STAFF REPORTS


BUFFALO, N.Y. — Artist Jared Thorne likes to find the identity of a place through his camera lens. Throughout his career, he’s captured the essence of race relations in Cape Town, South Africa; housing projects in New York City and San Francisco; the desperation of residents across Ohio who have seen their jobs dry up.

Thorne, who is an assistant professor in the Ohio State University Art Department, shared many of these photographs with the Buffalo State community on November 6 in his talk “Every Day Contains All of History” in Upton Hall.

Thorne’s lecture kicks off the photography exhibition In Place of Self that opened November 7 in the Czurles-Nelson Gallery. His work joins that of professional artists Patrice Aphrodite Helmar, S. Billie Mandle, and Aaron Turner that Yola Monakhov Stockton, assistant professor of photography, is curating. It runs through November 29 and is free and open to the public 9:00 a.m. to 5:00 p.m. Monday through Friday.

The artists’ work unfolds across a range of geographies, including night-time Juneau, Alaska; the familial landscape of the Arkansas delta; outside Planned Parenthood clinics; in a Baltimore museum of African American history; and at a refugee center in Buffalo, where migrants await safe passage to Canada.

“I think all artwork is political; mine is more overtly political,” said Thorne who keeps race and oppression of all sorts in mind when creating his primarily black and white photographs that are nuanced, yet emotional. “There always should be a sense of outrage.”

Monakhov Stockton said she chose these particular artists for this exhibit to highlight the diversity of experiences represented in contemporary photography and to explore how documentary practice and storytelling has expanded across a range of personal and filmic approaches.

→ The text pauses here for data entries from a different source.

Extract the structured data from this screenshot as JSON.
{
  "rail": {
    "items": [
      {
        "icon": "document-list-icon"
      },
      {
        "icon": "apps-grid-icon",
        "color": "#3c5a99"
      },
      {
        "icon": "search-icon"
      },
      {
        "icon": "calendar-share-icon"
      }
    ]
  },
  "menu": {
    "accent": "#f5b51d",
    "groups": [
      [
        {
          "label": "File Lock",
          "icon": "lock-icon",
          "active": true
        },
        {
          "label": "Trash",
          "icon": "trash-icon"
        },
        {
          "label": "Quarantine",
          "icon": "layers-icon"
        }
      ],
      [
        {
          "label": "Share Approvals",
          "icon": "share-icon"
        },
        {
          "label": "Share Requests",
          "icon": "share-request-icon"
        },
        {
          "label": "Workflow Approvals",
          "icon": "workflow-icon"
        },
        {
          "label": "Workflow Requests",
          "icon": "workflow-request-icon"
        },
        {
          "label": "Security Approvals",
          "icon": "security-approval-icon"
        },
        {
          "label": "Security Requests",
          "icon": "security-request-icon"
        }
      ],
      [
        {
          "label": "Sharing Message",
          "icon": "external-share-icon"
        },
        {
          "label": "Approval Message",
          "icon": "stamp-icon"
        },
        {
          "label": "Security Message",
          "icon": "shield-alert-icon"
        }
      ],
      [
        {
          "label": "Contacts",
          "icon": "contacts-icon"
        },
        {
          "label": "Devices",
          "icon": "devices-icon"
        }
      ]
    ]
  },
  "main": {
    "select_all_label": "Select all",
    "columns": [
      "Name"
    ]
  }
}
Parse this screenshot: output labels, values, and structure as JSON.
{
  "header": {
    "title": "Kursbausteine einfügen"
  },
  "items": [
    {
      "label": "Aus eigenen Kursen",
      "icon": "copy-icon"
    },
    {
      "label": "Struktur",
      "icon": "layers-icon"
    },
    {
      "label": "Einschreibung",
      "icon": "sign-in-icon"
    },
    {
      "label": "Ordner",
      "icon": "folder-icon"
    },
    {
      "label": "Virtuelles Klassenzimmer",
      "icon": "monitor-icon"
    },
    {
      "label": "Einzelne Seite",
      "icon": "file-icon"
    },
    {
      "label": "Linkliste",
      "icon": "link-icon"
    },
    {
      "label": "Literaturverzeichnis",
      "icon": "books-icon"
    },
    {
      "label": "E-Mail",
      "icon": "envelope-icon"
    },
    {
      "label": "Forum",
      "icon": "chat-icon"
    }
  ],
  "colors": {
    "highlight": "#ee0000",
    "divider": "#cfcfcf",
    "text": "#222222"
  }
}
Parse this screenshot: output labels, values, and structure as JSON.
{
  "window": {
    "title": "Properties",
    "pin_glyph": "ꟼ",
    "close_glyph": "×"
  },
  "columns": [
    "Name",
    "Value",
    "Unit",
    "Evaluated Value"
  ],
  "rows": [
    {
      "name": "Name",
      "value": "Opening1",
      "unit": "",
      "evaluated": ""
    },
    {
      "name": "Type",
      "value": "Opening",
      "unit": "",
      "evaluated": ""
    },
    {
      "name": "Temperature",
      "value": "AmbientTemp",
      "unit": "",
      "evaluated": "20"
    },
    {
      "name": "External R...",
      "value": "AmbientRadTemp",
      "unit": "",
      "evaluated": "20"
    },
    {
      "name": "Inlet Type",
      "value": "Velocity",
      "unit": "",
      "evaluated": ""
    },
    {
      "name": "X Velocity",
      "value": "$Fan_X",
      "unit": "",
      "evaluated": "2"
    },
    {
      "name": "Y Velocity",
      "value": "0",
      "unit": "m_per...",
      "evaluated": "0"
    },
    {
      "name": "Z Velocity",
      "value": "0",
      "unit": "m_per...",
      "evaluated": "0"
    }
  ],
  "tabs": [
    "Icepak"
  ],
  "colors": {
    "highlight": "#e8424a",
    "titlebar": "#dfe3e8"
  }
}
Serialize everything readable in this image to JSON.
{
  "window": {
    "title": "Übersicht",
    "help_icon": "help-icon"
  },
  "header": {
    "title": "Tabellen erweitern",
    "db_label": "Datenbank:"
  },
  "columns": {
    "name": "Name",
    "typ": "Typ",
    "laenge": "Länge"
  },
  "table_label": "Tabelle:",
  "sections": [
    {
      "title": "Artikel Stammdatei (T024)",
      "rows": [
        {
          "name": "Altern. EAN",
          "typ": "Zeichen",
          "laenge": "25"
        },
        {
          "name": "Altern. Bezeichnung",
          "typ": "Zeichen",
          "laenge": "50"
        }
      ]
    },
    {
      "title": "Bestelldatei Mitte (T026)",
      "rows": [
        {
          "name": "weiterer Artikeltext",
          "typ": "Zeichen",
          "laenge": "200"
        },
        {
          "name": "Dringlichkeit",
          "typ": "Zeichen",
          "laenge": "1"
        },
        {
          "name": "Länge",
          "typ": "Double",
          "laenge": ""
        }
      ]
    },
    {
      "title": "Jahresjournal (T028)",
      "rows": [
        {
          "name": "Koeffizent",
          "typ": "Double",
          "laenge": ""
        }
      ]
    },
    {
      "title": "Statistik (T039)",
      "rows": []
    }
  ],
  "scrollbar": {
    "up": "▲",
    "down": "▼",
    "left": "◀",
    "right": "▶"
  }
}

“The artists work in studio and darkroom settings, through time-based media and serial investigation,” she said. “Their practices explore poetry and migration, blackness as metaphor, the relationship between African and African American identities, abstraction and observation, queerness and race, family and community, and the poetics of seeing,” Monakhov Stockton said.

Thorne, who holds a master’s of fine arts degree from Columbia University and formerly worked for CNN making documentaries, said he feels most alive when taking photographs.

“The best thing art can do is make us ask questions,” he said.